In the study, they found almost the whole LAC sample, 97% had experienced at least one category of maltreatment with means of 121 participants experiencing emotional maltreatment and 114 being neglected. An average of 2.6 had multiple maltreatment. In the LAC group, 63% met the diagnostic criteria for RAD symptoms of disinhibited indiscriminate, unpredictability, attention seeking, and superficial relationships. The DAWBA-RAD found age was not affiliated with Attention Seeking scores for females or the LR group; however it did show higher scores for males in LAC sample.

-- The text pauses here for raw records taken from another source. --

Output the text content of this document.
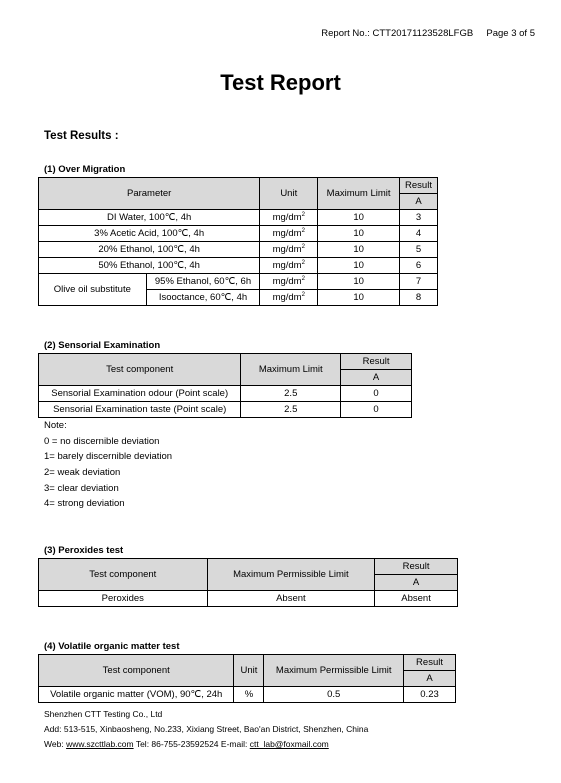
Report No.: CTT20171123528LFGB Page 3 of 5
Test Report
Test Results :
(1) Over Migration
Parameter		Unit	Maximum Limit	Result
				A
DI Water, 100℃, 4h		$mg/dm^2$	10	3
3% Acetic Acid, 100℃, 4h		$mg/dm^2$	10	4
20% Ethanol, 100℃, 4h		$mg/dm^2$	10	5
50% Ethanol, 100℃, 4h		$mg/dm^2$	10	6
Olive oil substitute	95% Ethanol, 60℃, 6h	$mg/dm^2$	10	7
	Isooctance, 60℃, 4h	$mg/dm^2$	10	8
(2) Sensorial Examination
Test component	Maximum Limit	Result
		A
Sensorial Examination odour (Point scale)	2.5	0
Sensorial Examination taste (Point scale)	2.5	0
Note:
0 = no discernible deviation
1= barely discernible deviation
2= weak deviation
3= clear deviation
4= strong deviation
(3) Peroxides test
Test component	Maximum Permissible Limit	Result
		A
Peroxides	Absent	Absent
(4) Volatile organic matter test
Test component	Unit	Maximum Permissible Limit	Result
			A
Volatile organic matter (VOM), 90℃, 24h	%	0.5	0.23
Shenzhen CTT Testing Co., Ltd
Add: 513-515, Xinbaosheng, No.233, Xixiang Street, Bao'an District, Shenzhen, China
Web: www.szcttlab.com Tel: 86-755-23592524 E-mail: ctt_lab@foxmail.com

I found this study to be interesting. Some of the strengths I found was the representative population of high and low risk children. They had several base measures such as CBCL, DAWBA-RAD, Child Global Assessment Scale, and others to determine if they met the criteria.They did the right thing by adjusting analyses for some of the tenets of developmental psychopathology such as age, gender, and ethnicity and balanced both sample group as well. However, I believe they should have taken into account biological factors concerning their family even though they were in foster care or group homes. It could have been some important information that could have been useful for this study andan explanation for their patterns of behaviors. A self-report from the participants would have been beneficial as well because they could have displayed internal emotions and behaviors that the caregiver or parent were unaware of; internal factors are just as important as external ones. Additionally, they did not observe the participants with these behaviors or emotions, they went off what the caregiver told them from their observation. If they would have observed it themselves in different settings, it would have been better and it would be able to generalize from different settings and another perspective.